Only a master director of musicians could harmonize such diversified music. Only a transcendental motive could inspire the musicians with themes that could blend in a sunbeam of musical tones.
 
It was the Music of the Spheres, the music of the hearts and souls of men and women of all lands and all degrees of human evolution, rising in unison as a cry from the sanctums of their souls for contact with God. It was the universal, eternal plea of the human heart for attunement with that which each human conceives as Divine and Superhuman.
 
Pagan! Heathen! Orthodox! Heretic! How childish seem these terms in the face of the universal cry of the soul! Only one is lost to God, only one is shut out from contacting the Father of all. It is he or she who fails to attune with this mighty Symphony of Life, this choral of Cosmic Song, this melody of Soul Cantata.
 
Let such a one start now to sing. Set into vibration, today, the Grand Organ of your Soul, that its thunderous tones may reach out beyond your aura. Let the pleas and cries, the smiles and joys of your inner self break into song, sad or merry.

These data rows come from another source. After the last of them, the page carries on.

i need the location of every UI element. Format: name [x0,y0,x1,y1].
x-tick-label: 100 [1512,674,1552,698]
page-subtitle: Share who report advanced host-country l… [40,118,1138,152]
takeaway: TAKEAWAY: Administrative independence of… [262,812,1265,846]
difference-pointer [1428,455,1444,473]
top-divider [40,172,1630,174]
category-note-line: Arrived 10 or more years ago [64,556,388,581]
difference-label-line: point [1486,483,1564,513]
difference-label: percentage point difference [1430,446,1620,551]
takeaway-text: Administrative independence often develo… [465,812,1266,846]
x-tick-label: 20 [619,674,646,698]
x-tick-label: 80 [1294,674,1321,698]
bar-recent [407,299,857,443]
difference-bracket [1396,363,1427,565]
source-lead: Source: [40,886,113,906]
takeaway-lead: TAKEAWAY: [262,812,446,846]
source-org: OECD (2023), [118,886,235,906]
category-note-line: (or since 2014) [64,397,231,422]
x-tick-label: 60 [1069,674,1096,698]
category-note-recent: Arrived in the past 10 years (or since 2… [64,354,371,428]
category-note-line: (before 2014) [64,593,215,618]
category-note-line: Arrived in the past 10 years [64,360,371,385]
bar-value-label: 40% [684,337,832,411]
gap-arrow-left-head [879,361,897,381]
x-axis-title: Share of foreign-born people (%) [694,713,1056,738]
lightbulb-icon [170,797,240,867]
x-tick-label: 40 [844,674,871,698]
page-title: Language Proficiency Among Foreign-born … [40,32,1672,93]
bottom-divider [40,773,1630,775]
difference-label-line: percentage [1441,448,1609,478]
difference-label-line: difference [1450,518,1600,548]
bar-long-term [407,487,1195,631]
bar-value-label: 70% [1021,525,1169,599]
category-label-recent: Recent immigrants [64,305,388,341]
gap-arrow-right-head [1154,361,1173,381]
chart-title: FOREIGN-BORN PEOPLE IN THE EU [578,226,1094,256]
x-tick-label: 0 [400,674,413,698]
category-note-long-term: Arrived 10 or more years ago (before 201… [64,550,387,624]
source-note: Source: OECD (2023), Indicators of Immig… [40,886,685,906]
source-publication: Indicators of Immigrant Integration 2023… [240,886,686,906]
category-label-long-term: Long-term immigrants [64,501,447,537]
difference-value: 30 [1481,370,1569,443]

Swing your being into chant and rhythm. Hear the life beat, the fundamental time-note all around you in the better things of life and get in attunement with it.
 
You will find God, and Peace, and Harmony in such a life. Your God is in your song. Let it be a song that blends with the Cosmic Symphony, regardless of what altar you erect, what sanctum you build, or what chant you understand.
 
The Symphony of Life is the rhythm of God's consciousness surging through you, and it knows no limitations of thought or doctrine.
 
Attune yourself and join the Cosmic Choir. Time will make you a master musician in the Great Orchestra and you will find Health, Happiness, and Cosmic Power flowing into your being as your song flows outwardly into the Infinite Space of Universal Consciousness.